Utopia is my least-favorite G&S show. The pacing is clunky, the songs are mostly unmemorable, Gilbert’s clearly lost a step when it comes to his lyrics. It’s actually a bit like a modern-day “franchise reboot” in the way it tries to do ham-fisted callbacks to more popular Gilbert and Sullivan operas, mainly H.M.S. Pinafore. And the song “English Girl” is just horrible, although when staged well, it can be kind of amusing.
Still, Utopia, Limited has its fans. George Bernard Shaw said it was his favorite Gilbert & Sullivan, but that was because it’s the one that most fiercely attacks English society, and GBS hated English society.
But now let’s put away our opera critic lens and look at this thing through our Moldbug Goggles. What do we see? The plot of the thing is literally implementing his plan, at least in the way a Victorian would imagine it. By turning the obscure island into a “modern” English stock company, they create a paradise on Earth… which is then ruined by the introduction of democratic elements, i.e. a party system of government.
Maybe I’m wrong, but I don’t feel like I’m grasping for similarities here. This isn’t something vaguely like Yarvin’s thesis, it basically is Yarvin’s thesis, in dramatic form.
Is this interesting? I submit that it is, if only because Utopia, Limited is one of those fascinating artifacts of fin-de-siècle culture which gives us a glimpse into the world that eventually led to World War I. And World War I led to World War II, which produced the modern international order we know today. Which basically unironically agrees with Princess Zara’s speech above that democratic, party-based government is the way to go. It may be messy, but it leads to “general and unexampled prosperity!”
This is exactly the international order that Yarvin so zealously opposes, and which he created his entire philosophy of government with a view to replacing.

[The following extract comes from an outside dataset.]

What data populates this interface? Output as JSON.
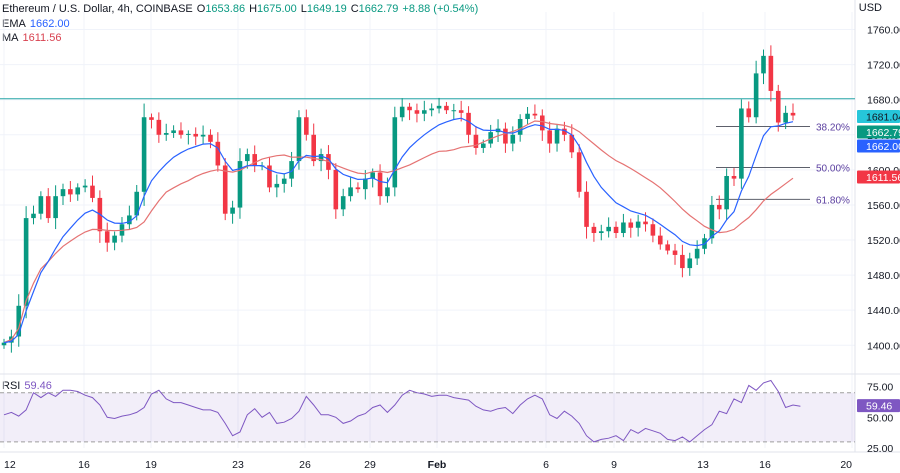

I think Yarvin is generally best understood as a Victorian intellectual who inexplicably came unstuck in time and appeared in the early 21st-century. To us, he seems crazy and possibly evil. This is also modernity’s relationship to the Victorian world generally. (Of course, if you’ve read That Inevitable Victorian Thing… but, that’s another story.)
And so we come back to where we began: with the increasing popularity of Yarvin’s ideas. But now we see that Yarvin’s ideas are not new; they were in the air in 1893! After a century and a half, has the science of political theory made any progress at all? Perhaps history really is cyclical.